Via Scoop.itALS Lou Gehrig’s Disease
It was a meeting of the minds. On March 8th, 9th, and 10th, Packard Center grantees gathered at the Baltimore Marriott Waterfront to present and discuss their research findings from the past year. Unlike previous years, the symposium’s format integrated bench science with clinical research findings.
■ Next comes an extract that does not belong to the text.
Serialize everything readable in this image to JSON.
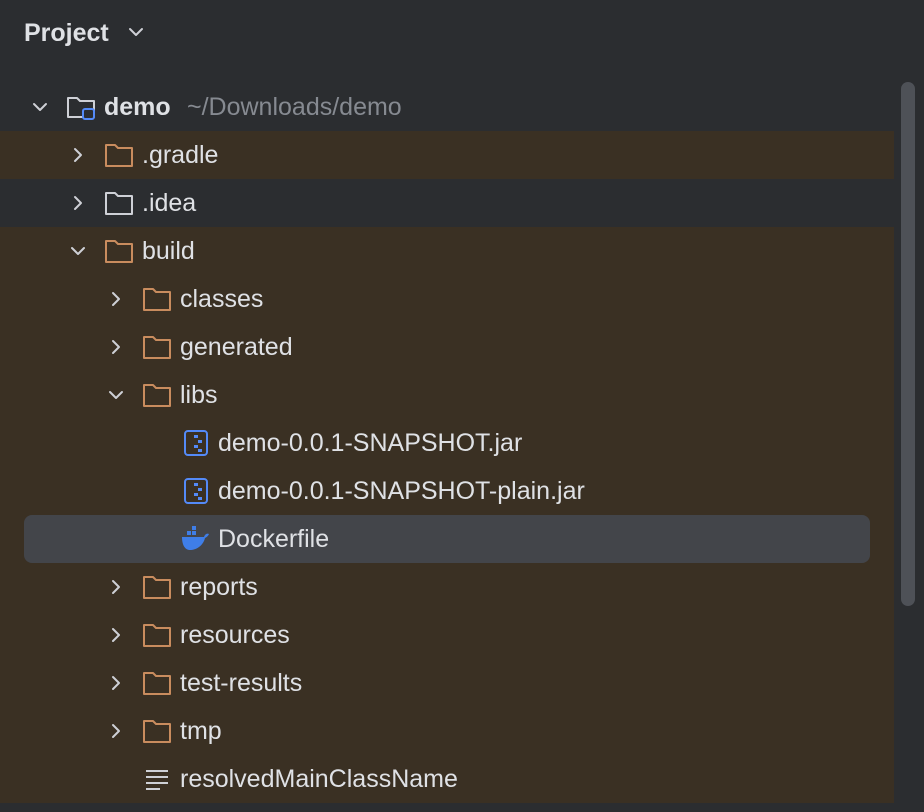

As Packard Science Director Piera Pasinelli noted at the start of the first day, lab results and clinical trials inform each other. When each perspective learns from the other, Pasinelli said, scientists will move more quickly towards finding promising therapeutic targets to develop into drugs for ALS. “The goal of Packard has always been to bring new discoveries forward and closer to the clinic as quickly as possible,” said Pasinelli. “By encouraging these partnerships and exchange of ideas between clinicians and bench scientists, we want to take the most promising scientific ideas to the attention of the clinicians faster. Because basic and clinical science inform each other, this exchange is also beneficial to refine strategies in the lab and in the clinic.” Perhaps the most significant breakthrough in ALS science in the past year has been the discovery of the repeat expansion on chromosome 9. Known as C9ORF72, it was co-discovered by Packard Scientist Bryan Traynor and is the most common genetic cause of familial ALS in North America. The identification of hundreds of copies of a repeating six DNA base pair sequence was a milestone, but like many important scientific discoveries, it raised more questions than it answered.